Syria’s Assad vows to lift emergency law by next week

AMMAN (Reuters) – President Bashar al-Assad said yesterday emergency law in place for almost 50 years in Syria would be lifted by next week but ignored popular demands to curb the security apparatus and dismantle its authoritarian system.

Assad, facing unprecedented pressure for democratic reform, had earlier pledged to replace the repressive emergency law with anti-terrorism legislation, but opposition figures said this was likely to preserve tough restrictions on freedom of speech and assembly in Syria, under monolithic Baath Party rule since 1963.

“Next week is the maximum (time) limit for completion of these laws regarding the lifting of the state of emergency,” Assad said in a speech to a new cabinet he named last week broadcast by Syrian state television.

President Bashar al-Assad (Reuters)

“When the lifting of the emergency law package is issued, it should be firmly enforced. The Syrian people are civilised. They love order and they do not accept chaos and mob rule,” he said.

“We will not be lenient toward sabotage,” Assad said in a speech to a new cabinet he named last week. Syrian authorities have blamed “infiltrators” for stirring up unrest at the behest of outside players, including Lebanon and Islamist groups.

Emergency law bans public gatherings of more than five people and served to throttle any public dissent until Syrians began taking to the streets a month ago, emboldened by popular uprisings that ousted autocratic leaders in Egypt and Tunisia.

Assad, 45, who took office in 2000 upon the death of his father Hafez al-Assad, who ruled for 30 years, said stability remained his priority but reform was needed to “strengthen the internal front”.

But he did not mention the main demands of tens of thousands of protesters, namely to end the tight grip of security services on everyday life, release thousands of long serving political prisoners, most of whom have been held without trial, and do away with a clause in Syria’s constitution that enshrines the Baath Party as “leader of the state and society”.

“We do not want to be hasty. Any reforms have to be based on maintaining internal stability,” Assad said.

Thousands of people marched in the southern city of Deraa, the fount of the protest wave, yesterday chanting: “The people want the overthrow of the regime”, two witnesses said.
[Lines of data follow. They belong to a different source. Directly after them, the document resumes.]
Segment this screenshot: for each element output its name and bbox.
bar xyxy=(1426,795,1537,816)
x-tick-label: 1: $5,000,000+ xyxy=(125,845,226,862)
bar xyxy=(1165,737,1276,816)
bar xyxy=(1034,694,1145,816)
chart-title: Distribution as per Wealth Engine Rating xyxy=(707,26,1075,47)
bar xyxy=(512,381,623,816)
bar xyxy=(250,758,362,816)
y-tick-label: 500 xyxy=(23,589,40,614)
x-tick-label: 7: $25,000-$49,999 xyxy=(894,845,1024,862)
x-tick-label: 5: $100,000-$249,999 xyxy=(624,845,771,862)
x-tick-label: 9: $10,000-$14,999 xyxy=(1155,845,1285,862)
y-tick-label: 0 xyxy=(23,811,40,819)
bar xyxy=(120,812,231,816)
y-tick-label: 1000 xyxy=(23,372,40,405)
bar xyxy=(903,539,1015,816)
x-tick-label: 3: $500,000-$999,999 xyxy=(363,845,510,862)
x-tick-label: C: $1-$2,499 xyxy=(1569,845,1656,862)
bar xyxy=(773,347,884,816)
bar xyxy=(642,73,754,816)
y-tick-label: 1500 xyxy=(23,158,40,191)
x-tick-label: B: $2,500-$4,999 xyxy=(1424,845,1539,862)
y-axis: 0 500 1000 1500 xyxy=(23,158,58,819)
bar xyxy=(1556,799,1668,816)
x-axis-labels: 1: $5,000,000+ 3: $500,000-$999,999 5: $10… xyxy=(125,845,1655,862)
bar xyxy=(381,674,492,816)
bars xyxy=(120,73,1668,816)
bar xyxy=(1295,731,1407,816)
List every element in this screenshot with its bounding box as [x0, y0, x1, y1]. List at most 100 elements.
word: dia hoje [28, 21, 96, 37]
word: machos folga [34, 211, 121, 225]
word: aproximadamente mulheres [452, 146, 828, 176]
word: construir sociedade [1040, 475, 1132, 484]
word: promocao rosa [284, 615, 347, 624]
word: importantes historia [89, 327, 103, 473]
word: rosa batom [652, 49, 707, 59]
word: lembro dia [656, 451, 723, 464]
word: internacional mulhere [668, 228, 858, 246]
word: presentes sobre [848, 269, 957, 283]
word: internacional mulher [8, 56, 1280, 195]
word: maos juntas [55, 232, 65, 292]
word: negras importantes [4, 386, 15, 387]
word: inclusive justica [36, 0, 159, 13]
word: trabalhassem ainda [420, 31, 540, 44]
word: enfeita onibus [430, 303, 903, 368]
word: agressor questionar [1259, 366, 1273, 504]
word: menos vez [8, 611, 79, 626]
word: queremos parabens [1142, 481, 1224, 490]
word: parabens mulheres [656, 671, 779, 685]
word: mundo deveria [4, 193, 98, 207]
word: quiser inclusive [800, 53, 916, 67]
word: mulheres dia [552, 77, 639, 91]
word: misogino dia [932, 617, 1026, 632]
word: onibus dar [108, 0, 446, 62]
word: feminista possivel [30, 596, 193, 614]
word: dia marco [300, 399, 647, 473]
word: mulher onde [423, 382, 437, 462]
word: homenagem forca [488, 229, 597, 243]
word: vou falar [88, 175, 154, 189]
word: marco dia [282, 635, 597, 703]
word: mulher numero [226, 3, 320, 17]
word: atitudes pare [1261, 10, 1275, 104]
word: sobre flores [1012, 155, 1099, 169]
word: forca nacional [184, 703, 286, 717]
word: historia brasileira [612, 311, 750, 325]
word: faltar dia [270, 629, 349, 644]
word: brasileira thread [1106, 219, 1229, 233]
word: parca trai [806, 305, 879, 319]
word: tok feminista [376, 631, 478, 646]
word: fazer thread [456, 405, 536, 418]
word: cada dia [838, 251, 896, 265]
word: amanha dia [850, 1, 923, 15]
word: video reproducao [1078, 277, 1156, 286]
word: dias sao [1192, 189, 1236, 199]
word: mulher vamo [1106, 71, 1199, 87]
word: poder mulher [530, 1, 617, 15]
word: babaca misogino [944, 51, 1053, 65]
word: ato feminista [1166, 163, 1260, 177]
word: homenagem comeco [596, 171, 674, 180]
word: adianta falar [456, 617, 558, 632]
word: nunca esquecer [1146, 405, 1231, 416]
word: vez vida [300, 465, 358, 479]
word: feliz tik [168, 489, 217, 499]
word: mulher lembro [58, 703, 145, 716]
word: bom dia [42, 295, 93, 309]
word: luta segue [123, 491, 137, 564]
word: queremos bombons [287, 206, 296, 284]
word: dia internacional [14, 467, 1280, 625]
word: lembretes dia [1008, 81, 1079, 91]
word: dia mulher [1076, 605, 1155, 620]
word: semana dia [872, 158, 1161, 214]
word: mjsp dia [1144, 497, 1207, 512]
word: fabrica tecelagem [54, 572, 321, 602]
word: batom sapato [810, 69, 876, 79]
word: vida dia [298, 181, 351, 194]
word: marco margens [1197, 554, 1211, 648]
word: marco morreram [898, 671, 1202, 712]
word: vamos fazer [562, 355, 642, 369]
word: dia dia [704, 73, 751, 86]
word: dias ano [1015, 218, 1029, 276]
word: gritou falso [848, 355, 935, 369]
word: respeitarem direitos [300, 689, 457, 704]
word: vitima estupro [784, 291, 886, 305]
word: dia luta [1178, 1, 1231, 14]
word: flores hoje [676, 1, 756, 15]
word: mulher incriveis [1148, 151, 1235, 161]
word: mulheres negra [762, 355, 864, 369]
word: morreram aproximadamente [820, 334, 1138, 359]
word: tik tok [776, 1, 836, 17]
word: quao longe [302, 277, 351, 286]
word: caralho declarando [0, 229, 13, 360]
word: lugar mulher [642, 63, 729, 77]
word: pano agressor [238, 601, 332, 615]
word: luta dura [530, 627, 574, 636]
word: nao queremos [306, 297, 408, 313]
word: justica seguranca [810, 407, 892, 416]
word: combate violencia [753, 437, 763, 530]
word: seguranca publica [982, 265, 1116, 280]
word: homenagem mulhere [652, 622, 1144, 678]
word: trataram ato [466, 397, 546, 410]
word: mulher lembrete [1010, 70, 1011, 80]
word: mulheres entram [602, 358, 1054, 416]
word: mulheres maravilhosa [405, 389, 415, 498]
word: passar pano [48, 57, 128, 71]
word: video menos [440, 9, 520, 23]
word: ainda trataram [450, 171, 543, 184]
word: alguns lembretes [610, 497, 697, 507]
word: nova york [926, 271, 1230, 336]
In the Damascus suburb of Douma, 1,500 residents staged a sit-in in the main square to demand the release of 140 local people arrested in a march on the capital on Friday, two rights campaigners said. Twelve of the detainees were freed after their heads were shaved so they could be easily identified by security police if they joined future protests, they said.

In Latakia, a funeral was held for a protester who died in a pro-democracy demonstration that was broken up by security forces on Friday. Security forces attacked a rally that followed the funeral, firing guns in the air, a rights campaigner in contact with Latakia said, and one protester was injured.